So, you start writing about Jennifer Doudna and next thing you know, she wins the Nobel Prize. Coincidence?
Despite what people think about rigged election systems, I don’t have the ability to hack into the voting process of the Swedish Academy. I thought it was too early for Crispr. I mean, it had only been eight years since Doudna and Charpentier’s landmark paper. But on the morning that the Nobel Prize in Chemistry was due to be announced, I still set my alarm for 4 am so I could listen to the live feed. And when I heard the announcement I let out a holler. The funny thing is, Doudna actually slept through the phone calls from Stockholm. When I talked to her a few hours later, she told me she’d only learned about her win after the fact, from a reporter calling to get her comments.
That moment, in many ways, represented the culmination of a years-long clash over who deserves credit for turning Crispr from a biological curiosity to one of the most powerful technologies ever invented. What was it like to try to capture that?
Everyone I spoke to was very generous. Feng Zhang, who is the principal competitor for patents and prizes, is one of the most charming, open, and interesting people you’ll ever meet. I was a little worried when I met him, because I was writing about people who had been his rivals, but he couldn’t have been nicer.
And so I think that access helped me show that science is a real human endeavor that often involves a lot of competition—for patents, for prizes, and for recognition. Competition is a good thing. It spurs us on. That was true of the competition between Intel and Texas Instruments in developing the microchip. And it was true with Crispr. But what’s also true is that when Covid hit, all these scientists put aside the race for patents and turned their attention toward fighting the coronavirus and putting their discoveries quickly into the public domain for anyone joined in that fight to use.

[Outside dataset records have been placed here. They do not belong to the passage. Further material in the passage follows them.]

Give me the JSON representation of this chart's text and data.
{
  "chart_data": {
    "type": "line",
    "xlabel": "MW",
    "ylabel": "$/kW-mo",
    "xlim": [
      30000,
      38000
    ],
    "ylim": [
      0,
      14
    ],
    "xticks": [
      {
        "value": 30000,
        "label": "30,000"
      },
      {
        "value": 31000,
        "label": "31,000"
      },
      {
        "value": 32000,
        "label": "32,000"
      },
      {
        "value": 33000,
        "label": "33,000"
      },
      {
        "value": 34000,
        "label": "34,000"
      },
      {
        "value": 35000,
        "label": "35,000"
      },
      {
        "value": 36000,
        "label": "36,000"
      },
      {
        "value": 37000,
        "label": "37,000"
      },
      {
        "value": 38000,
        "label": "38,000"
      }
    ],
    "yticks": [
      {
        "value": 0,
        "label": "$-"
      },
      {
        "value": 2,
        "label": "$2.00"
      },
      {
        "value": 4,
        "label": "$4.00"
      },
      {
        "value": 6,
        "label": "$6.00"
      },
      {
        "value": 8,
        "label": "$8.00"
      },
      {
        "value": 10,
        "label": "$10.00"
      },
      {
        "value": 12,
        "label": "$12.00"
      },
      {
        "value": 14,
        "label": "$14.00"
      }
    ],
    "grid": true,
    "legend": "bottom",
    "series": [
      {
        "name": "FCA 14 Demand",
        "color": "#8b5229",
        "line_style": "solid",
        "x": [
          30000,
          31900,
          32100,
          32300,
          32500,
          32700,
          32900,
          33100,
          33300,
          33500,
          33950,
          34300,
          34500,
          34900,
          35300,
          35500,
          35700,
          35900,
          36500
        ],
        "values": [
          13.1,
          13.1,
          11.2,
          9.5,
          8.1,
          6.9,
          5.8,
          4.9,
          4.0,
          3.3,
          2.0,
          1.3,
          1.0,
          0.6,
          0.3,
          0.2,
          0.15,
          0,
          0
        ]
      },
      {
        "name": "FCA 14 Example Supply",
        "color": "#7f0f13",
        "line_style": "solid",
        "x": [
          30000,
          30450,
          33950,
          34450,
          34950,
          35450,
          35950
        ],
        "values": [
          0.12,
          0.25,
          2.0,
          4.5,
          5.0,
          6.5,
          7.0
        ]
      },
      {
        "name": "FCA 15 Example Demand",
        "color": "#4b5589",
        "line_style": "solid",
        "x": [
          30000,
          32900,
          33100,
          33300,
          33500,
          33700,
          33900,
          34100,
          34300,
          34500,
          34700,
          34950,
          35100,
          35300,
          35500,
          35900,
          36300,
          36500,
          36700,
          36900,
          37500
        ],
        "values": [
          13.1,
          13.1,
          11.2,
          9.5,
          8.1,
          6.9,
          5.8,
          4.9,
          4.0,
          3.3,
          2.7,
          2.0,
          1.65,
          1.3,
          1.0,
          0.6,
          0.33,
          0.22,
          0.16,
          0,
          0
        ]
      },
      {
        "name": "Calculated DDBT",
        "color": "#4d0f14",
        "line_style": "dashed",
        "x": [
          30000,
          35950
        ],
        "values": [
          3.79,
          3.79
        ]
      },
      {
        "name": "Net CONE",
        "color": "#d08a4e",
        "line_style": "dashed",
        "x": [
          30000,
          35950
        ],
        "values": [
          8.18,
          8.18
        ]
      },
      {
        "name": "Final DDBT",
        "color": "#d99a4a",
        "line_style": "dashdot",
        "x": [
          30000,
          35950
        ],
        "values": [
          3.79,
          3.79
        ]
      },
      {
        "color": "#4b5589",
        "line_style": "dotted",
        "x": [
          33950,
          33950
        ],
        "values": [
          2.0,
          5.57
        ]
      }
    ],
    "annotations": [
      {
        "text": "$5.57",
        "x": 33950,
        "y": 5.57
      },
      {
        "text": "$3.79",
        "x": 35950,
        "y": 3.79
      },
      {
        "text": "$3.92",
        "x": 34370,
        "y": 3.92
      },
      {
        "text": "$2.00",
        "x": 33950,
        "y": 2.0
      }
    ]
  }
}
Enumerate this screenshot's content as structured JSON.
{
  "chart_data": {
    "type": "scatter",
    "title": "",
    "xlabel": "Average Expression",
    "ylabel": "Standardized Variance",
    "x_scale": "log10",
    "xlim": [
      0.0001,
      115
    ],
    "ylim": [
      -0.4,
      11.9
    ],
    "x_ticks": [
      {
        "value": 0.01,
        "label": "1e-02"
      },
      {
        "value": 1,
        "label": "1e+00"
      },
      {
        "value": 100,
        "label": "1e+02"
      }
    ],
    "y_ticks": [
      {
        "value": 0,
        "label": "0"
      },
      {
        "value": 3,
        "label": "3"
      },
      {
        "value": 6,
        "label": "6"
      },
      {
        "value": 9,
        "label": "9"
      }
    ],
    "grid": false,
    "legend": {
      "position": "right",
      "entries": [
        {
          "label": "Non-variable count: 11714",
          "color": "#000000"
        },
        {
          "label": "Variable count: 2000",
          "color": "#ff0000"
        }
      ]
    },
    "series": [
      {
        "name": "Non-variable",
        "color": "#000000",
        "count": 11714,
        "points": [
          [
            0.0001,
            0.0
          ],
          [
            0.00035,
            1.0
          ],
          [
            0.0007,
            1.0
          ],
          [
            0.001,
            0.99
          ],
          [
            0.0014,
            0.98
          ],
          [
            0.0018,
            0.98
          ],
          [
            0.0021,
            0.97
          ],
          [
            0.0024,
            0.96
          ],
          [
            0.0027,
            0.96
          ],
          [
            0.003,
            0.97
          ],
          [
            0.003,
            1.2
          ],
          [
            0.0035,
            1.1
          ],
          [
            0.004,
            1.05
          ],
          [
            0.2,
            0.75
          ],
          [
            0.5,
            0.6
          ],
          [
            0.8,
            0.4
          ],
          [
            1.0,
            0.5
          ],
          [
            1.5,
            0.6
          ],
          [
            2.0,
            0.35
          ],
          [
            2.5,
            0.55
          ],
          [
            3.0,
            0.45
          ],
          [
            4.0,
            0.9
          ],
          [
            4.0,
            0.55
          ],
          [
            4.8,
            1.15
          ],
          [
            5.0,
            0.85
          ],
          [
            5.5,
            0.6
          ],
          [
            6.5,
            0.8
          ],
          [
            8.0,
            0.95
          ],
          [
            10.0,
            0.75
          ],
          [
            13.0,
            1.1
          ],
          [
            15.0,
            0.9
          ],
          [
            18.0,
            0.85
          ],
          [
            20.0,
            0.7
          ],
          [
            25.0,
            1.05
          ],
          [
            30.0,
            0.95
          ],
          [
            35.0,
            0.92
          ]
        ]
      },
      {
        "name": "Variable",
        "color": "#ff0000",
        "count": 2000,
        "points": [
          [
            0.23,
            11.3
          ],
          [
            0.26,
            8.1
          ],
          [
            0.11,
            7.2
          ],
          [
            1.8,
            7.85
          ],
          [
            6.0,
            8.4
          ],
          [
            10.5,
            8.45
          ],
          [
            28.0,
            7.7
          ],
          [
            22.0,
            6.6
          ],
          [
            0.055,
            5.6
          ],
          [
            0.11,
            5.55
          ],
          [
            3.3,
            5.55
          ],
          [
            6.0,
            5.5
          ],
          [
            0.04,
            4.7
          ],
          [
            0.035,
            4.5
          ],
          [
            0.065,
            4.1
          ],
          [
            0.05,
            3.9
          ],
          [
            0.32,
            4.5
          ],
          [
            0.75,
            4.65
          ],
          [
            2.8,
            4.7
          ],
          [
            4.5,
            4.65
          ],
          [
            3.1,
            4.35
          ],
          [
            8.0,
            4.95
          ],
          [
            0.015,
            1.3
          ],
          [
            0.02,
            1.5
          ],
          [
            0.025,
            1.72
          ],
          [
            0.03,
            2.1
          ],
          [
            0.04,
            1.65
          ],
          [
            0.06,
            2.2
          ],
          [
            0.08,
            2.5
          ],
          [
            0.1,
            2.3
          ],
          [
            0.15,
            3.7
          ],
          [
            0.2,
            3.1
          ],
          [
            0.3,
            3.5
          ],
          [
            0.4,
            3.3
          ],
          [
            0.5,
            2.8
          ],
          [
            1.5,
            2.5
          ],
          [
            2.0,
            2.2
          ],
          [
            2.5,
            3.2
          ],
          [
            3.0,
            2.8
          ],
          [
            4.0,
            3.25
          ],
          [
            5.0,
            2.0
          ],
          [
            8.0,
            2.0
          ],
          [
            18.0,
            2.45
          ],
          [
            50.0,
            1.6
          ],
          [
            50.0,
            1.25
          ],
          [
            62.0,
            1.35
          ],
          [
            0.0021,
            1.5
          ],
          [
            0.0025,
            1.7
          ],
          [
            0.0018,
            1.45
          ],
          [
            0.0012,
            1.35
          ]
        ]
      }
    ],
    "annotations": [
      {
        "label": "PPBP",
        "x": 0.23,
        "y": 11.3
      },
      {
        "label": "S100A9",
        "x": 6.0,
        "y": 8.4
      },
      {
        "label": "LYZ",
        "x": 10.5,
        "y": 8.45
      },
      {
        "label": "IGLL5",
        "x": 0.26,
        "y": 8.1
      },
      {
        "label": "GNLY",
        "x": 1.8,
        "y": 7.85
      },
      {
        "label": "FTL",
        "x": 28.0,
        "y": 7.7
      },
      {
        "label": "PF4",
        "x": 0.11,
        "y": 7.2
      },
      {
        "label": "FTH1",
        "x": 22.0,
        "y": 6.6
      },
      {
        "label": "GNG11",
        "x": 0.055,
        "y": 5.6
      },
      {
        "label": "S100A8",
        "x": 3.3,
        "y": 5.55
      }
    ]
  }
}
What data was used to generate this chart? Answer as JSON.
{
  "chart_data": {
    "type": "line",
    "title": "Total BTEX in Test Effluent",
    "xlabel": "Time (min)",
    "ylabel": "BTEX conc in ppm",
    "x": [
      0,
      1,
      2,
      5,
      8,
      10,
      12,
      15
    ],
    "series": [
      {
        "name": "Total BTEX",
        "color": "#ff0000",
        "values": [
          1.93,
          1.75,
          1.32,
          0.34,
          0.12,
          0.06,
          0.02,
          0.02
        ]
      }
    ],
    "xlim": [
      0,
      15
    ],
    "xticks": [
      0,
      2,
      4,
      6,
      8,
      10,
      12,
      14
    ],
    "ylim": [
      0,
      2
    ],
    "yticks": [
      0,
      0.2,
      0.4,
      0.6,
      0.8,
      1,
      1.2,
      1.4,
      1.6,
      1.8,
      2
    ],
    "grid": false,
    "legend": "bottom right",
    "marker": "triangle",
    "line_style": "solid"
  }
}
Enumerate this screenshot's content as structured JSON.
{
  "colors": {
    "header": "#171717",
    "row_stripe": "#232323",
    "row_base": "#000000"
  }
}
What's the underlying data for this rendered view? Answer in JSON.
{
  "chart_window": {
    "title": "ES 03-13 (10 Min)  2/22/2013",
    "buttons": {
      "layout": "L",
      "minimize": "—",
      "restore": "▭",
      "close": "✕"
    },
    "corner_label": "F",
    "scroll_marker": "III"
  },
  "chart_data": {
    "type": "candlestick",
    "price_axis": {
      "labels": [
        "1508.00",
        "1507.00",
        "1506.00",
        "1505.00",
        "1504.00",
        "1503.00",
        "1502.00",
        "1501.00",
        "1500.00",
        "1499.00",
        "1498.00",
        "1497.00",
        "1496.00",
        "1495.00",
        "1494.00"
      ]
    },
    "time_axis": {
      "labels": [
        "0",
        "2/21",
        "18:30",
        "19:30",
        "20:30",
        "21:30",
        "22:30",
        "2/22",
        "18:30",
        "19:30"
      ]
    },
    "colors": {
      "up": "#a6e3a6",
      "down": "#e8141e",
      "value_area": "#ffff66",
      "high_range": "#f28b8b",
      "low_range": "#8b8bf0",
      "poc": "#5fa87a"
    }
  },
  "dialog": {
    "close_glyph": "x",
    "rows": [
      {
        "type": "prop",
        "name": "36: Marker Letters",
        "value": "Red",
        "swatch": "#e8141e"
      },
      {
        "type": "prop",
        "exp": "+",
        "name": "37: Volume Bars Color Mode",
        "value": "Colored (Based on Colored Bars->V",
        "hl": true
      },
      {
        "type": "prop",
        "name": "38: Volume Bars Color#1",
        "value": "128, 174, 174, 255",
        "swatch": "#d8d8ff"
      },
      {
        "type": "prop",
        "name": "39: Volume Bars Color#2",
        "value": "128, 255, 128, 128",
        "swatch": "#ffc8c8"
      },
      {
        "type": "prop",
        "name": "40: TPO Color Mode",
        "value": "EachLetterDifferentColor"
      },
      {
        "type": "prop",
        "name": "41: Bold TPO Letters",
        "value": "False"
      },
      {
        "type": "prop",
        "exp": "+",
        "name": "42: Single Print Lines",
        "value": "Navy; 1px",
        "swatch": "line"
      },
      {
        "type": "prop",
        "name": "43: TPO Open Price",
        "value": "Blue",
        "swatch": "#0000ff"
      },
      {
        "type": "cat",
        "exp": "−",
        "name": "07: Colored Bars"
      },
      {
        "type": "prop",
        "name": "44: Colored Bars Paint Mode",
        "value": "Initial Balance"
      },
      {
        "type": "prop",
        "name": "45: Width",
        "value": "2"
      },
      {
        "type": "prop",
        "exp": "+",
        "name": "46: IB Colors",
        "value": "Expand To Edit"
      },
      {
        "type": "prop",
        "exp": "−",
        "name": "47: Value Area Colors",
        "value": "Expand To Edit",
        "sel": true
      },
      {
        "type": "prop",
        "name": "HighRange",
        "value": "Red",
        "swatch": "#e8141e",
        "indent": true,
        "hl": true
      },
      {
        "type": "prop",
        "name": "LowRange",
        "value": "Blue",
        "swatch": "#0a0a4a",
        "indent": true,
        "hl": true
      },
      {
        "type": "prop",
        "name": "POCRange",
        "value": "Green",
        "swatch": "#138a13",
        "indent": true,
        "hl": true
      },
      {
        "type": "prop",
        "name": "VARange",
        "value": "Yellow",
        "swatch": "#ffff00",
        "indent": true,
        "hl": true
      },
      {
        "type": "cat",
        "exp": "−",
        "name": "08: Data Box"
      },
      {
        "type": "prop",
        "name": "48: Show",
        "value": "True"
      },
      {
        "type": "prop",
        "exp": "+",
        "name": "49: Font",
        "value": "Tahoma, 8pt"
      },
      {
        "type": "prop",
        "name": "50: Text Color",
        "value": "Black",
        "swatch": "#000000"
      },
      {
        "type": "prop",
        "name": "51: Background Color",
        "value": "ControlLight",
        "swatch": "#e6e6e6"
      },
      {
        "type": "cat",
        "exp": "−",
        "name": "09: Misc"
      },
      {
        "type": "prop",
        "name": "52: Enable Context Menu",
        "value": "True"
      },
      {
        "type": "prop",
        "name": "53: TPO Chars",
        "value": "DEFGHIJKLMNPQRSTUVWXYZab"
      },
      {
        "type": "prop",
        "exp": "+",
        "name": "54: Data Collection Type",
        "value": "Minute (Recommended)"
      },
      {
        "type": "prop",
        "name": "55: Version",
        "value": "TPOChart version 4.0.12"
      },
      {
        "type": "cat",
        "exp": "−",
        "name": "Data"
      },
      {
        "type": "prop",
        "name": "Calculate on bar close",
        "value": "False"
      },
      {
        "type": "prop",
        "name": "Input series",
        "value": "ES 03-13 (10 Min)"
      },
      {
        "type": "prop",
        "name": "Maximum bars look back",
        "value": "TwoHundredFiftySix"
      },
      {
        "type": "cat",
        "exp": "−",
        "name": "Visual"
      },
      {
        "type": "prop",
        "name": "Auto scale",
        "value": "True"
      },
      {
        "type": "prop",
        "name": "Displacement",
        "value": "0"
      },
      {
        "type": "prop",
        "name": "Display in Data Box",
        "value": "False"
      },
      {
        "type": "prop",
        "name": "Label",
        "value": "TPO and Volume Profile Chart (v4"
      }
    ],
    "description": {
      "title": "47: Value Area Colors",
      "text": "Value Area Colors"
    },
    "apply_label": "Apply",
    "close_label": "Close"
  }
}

So my hope for the book is that it shows the mix of competition and cooperation that is at the heart of science. And the fact that even though these are real humans with egos and ambitions, they—more than most people—realize, correctly, that they’re a part of a noble endeavor that has a higher purpose. I hope everyone in the book comes across as a hero in their own way, because they are.
You were in the middle of reporting this book when something seismic happened in the world of Crispr. In 2018, a Chinese scientist named He Jiankui revealed he had not only edited human embryos but started pregnancies with them, leading to the birth of twin girls. How did that affect the trajectory of the story you were trying to tell?
That really became a crucial turning point in the narrative. Because now all these scientists were forced to wrestle with the moral implications of what they’d helped create. But then things changed again when the coronavirus struck. I wound up working on the book for another year to watch the players as they took on this pandemic. And that actually caused my own thinking about Crispr to evolve.
I think I felt a visceral resistance at times to the notion that we could edit the human genome, especially in ways that would be inheritable. But that changed both for me and for Doudna as we met more and more people who are themselves afflicted by horrible genetic problems, or who have children who are suffering from them. And when our species got slammed by a deadly virus, it made me more open to the idea that we should use whatever talents we have in order to thrive and be healthy. So I’m now even more open to gene editing done for medical purposes, whether that’s sickle cell anemia, or Huntington’s, or Tay-Sachs, or even to increase our resistance to viruses and other pathogens and to cancer.